Substrate Envelope Based Drug Design:
Synthesis and SAR Studies of HIV-1 Protease Inhibitors
We employ the substrate-envelope model to rationally design protease inhibitors against clinically relevant multidrug-resistant HIV-1 variants. Substrate-envelope model is a general structure-based strategy developed by the Schiffer laboratory that incorporates substrate envelope constraints into structure-based design. In collaboration with Bruce Tidor (MIT) and Tariq Rana (Sanford-Burnham) groups, we have successfully applied the substrate-envelope model to design several libraries of new HIV-1 protease inhibitors based on the (hydroxyethylamino)sulfonamide scaffold. (Ali, et.al., 2010, Nalam, et.al., 2010, Jorissen, et.al., 2009, Altman, et.al., 2008, Reddy, et.al., 2007, Chellappan, et.al., 2007, Ali, et.al., 2006)
The new inhibitors were synthesized and tested using high throughput enzymatic and antiviral assays. These collaborative efforts have led to the discovery of highly potent protease inhibitors that retain potency against clinically relevant multidrug-resistant protease variants. The Monogram Biosciences’ PhenoSenseTM assays demonstrated that these inhibitors were highly effective against a diverse panel of wild-type and drug-resistant viruses. Further development of these protease inhibitors may lead to more effective treatments against drug-resistant HIV-1.
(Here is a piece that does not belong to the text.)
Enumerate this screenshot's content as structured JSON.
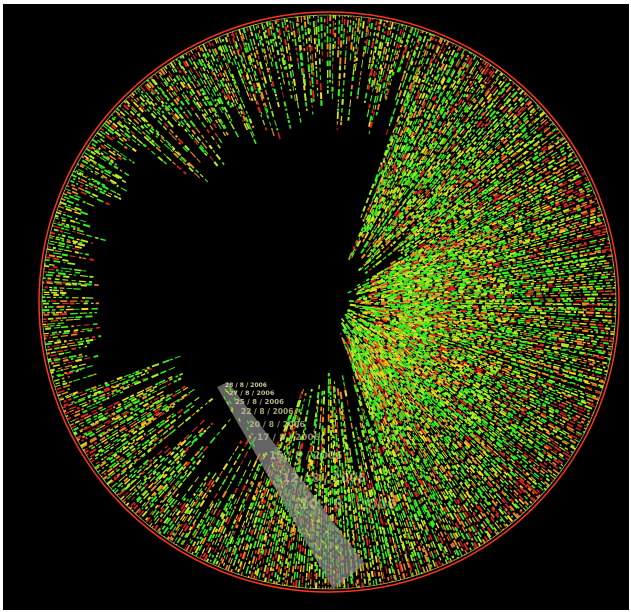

Synthesis and SAR Studies of HCV NS3/4A Protease Inhibitors
We have applied the substrate envelope approach to decipher drug resistance against HCV NS3/4A protease inhibitors. We have discovered that, similar to HIV protease inhibitors, drug resistance against HCV NS3/4A inhibitors is defined by the balance of substrate recognition versus inhibitor binding. These findings have led to the development of a substrate envelope model for HCV NS3/4A protease, which we have used to understand the molecular basis of drug resistance against NS3/4A protease inhibitors. We are currently engaged in exploiting the HCV NS3/4A substrate envelope model to rationally design more robust protease inhibitors that are less susceptible to resistance.